Although the sky was bright and the sun was shining it was a cold winter day. Once on the street hunger reared its head. We would deal with it while walking towards the Louvre. We strolled along the north side of Les Halles, crossed the Rue du Louvre and saw a red neon sign spelling PIZZA. We were in the mood for Italian food and decided to try our luck. Pizza Valentino, 26 Rue du Bouloi, serves a decent pizza amidst a nice interior for a reasonable price.

The guy manning the audio guide stand at the Louvre decided to practice his German with us, probably after hearing us speak to each other. My mother tongue is Dutch, related but not the same as German. I told the clerk: “Excusez-moi monsieur, Je ne suis pas Allemand, je suis néerlandophone” Maybe he assumed he was speaking Dutch because he persisted. With a gentle smile we accepted the audio guides and proceeded to the first floor of the Denon section were the painting are located. We enjoyed the paintings and the commentaries until we reached Bathsheba at Her Bath by Rembrandt and the PA informed us that the museum was about to close. Since this painting is one of Rembrandt finest, we were happy to end our tour of the Louvre at a high note.

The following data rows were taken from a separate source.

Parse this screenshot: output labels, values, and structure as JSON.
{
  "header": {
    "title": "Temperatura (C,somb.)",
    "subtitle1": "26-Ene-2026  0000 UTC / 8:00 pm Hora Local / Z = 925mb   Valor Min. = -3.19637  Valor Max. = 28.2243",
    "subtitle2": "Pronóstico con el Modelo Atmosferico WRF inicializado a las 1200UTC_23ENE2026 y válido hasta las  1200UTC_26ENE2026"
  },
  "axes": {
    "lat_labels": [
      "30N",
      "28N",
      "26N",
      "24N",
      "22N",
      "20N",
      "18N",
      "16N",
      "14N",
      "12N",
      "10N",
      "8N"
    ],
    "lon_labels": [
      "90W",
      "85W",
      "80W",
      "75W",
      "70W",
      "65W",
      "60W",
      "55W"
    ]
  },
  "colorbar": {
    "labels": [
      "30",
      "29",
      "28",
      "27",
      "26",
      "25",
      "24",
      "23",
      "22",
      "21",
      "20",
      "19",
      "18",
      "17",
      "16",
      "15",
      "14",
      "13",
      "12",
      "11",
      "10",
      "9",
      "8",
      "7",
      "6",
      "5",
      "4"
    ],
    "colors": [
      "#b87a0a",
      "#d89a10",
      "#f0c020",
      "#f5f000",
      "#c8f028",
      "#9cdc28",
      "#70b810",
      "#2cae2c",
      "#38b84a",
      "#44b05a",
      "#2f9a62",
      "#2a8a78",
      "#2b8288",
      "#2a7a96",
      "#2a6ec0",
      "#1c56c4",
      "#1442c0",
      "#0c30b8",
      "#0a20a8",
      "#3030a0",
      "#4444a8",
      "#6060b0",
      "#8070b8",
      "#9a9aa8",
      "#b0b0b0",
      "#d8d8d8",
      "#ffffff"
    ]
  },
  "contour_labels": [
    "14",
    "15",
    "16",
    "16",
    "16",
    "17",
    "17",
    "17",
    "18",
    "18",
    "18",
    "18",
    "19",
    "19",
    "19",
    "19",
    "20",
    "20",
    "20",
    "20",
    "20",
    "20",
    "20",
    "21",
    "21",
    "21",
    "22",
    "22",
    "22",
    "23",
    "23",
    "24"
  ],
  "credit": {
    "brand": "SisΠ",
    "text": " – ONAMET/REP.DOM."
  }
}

We wandered through the Jardin des Tuileries, crossed the Seine and followed the river’s south bank towards the Musée d’Orsay. The museum was closed, as we had expected, but we learned that in the final months of this year there will be a major exposition of the works of Diego Riviera and Frida Kahlo. Paris will see me at least once again this year. We set course for Les Halles by crossing the passerelle Solférino. In the McDonald’s in the Rue Berger we contemplated our options: go to a bar, continue marching through Paris like madmen or return home since there was still a four hour drive ahead of us. A thought took shape in ours minds: we could return to the Centre and visit the Dalí retrospective with audio guides. Sounds surreal? That’s the idea! The Centre is open until eleven and after seven the queues are much shorter. Besides: we didn’t have torn tickets, we had printed vouchers on an A4 paper, so we could just try to reuse it. The vouchers were scanned again and after a small half hour waiting we entered the Dalí exposition for the second time, with an audio guide dangling from our necks. Only one in eight or so paintings has a commentary but it still took us an hour an half to listen to them all. I would really recommend the guides, because you see so much more in the paintings thanks to them. Many of Dalí’s paintings have so many details or things concealed or things that could be interpreted in multiple ways, depending on your angle or distance to the painting. With some of the paintings you can even listen to Dalí’s own explanations: quite mad, I dare say.

With our heads almost exploding with information and on the verge of a cultural overdose we returned to the parking around ten. We presented the ticket and the voucher to the information desk and got our leaving ticket … from the same guy as in the morning. 12! hours later. Could have been his twin brother of course. We left what must be the most modern and beautiful underground garage I have ever seen and said au revoir and not adieu to Paris. What a wonderful day!

The Dalí retrospective continues every day until the 25th of March. Don’t doubt, just go!